SN74LVTH574RGYR Octal Edge-Triggered D-Type Flip-Flops

The SN74LVTH574RGYR from Texas Instruments is a high-performance, octal edge-triggered D-type flip-flop integrated circuit designed for use in a wide range of digital applications. This device features eight edge-triggered D-type flip-flops with 3-state outputs, making it ideal for use in temporary storage of data, as well as for performing data transfer operations in complex digital systems.

Constructed using an advanced BiCMOS technology, the SN74LVTH574RGYR offers robust performance with the benefits of both CMOS and bipolar transistors. This technology allows the device to operate at higher speeds while maintaining low power consumption, a critical feature for modern electronic equipment.

Each flip-flop in the SN74LVTH574RGYR is designed to store a single bit of data and is triggered on the low-to-high transition of the clock input signal. The device also features a clear input, which when activated, clears all flip-flops, setting the output to a low state regardless of the clock input. The 3-state outputs allow for connection to a bus-structured system, providing high-impedance states to ensure minimal loading when the outputs are not in use.
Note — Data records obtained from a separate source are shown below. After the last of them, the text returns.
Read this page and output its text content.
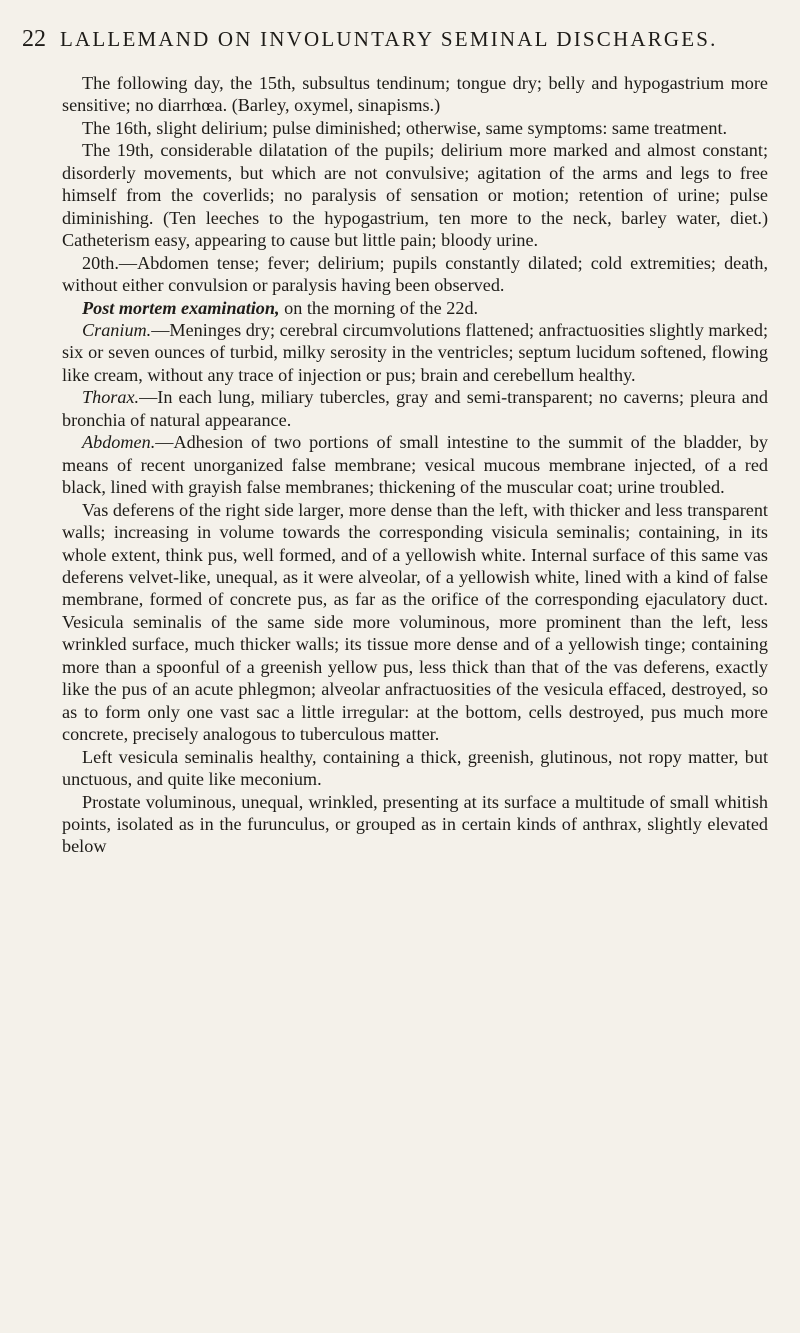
22 LALLEMAND ON INVOLUNTARY SEMINAL DISCHARGES.

The following day, the 15th, subsultus tendinum; tongue dry; belly and hypogastrium more sensitive; no diarrhœa. (Barley, oxymel, sinapisms.)

The 16th, slight delirium; pulse diminished; otherwise, same symptoms: same treatment.

The 19th, considerable dilatation of the pupils; delirium more marked and almost constant; disorderly movements, but which are not convulsive; agitation of the arms and legs to free himself from the coverlids; no paralysis of sensation or motion; retention of urine; pulse diminishing. (Ten leeches to the hypogastrium, ten more to the neck, barley water, diet.) Catheterism easy, appearing to cause but little pain; bloody urine.

20th.—Abdomen tense; fever; delirium; pupils constantly dilated; cold extremities; death, without either convulsion or paralysis having been observed.

Post mortem examination, on the morning of the 22d.

Cranium.—Meninges dry; cerebral circumvolutions flattened; anfractuosities slightly marked; six or seven ounces of turbid, milky serosity in the ventricles; septum lucidum softened, flowing like cream, without any trace of injection or pus; brain and cerebellum healthy.

Thorax.—In each lung, miliary tubercles, gray and semi-transparent; no caverns; pleura and bronchia of natural appearance.

Abdomen.—Adhesion of two portions of small intestine to the summit of the bladder, by means of recent unorganized false membrane; vesical mucous membrane injected, of a red black, lined with grayish false membranes; thickening of the muscular coat; urine troubled.

Vas deferens of the right side larger, more dense than the left, with thicker and less transparent walls; increasing in volume towards the corresponding visicula seminalis; containing, in its whole extent, think pus, well formed, and of a yellowish white. Internal surface of this same vas deferens velvet-like, unequal, as it were alveolar, of a yellowish white, lined with a kind of false membrane, formed of concrete pus, as far as the orifice of the corresponding ejaculatory duct. Vesicula seminalis of the same side more voluminous, more prominent than the left, less wrinkled surface, much thicker walls; its tissue more dense and of a yellowish tinge; containing more than a spoonful of a greenish yellow pus, less thick than that of the vas deferens, exactly like the pus of an acute phlegmon; alveolar anfractuosities of the vesicula effaced, destroyed, so as to form only one vast sac a little irregular: at the bottom, cells destroyed, pus much more concrete, precisely analogous to tuberculous matter.

Left vesicula seminalis healthy, containing a thick, greenish, glutinous, not ropy matter, but unctuous, and quite like meconium.

Prostate voluminous, unequal, wrinkled, presenting at its surface a multitude of small whitish points, isolated as in the furunculus, or grouped as in certain kinds of anthrax, slightly elevated below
The SN74LVTH574RGYR is packaged in a compact 20-VQFN (RGY) package, making it suitable for space-constrained applications. It supports a wide operating voltage range of 2.7V to 3.6V, which is compatible with 3.3V logic levels, ensuring easy integration into existing designs without the need for level shifting.

Key features of the SN74LVTH574RGYR include:

• Eight D-type flip-flops with 3-state outputs
• Edge-triggered from a low-to-high transition
• Wide operating voltage range of 2.7V to 3.6V
• Low power consumption with BiCMOS technology
• Clear input for resetting all flip-flops
• Compact 20-VQFN (RGY) packaging

Overall, the SN74LVTH574RGYR provides a reliable and efficient solution for data storage and transfer applications, suitable for a variety of digital systems including computers, communication devices, and embedded systems where high-speed and low-power operation are essential.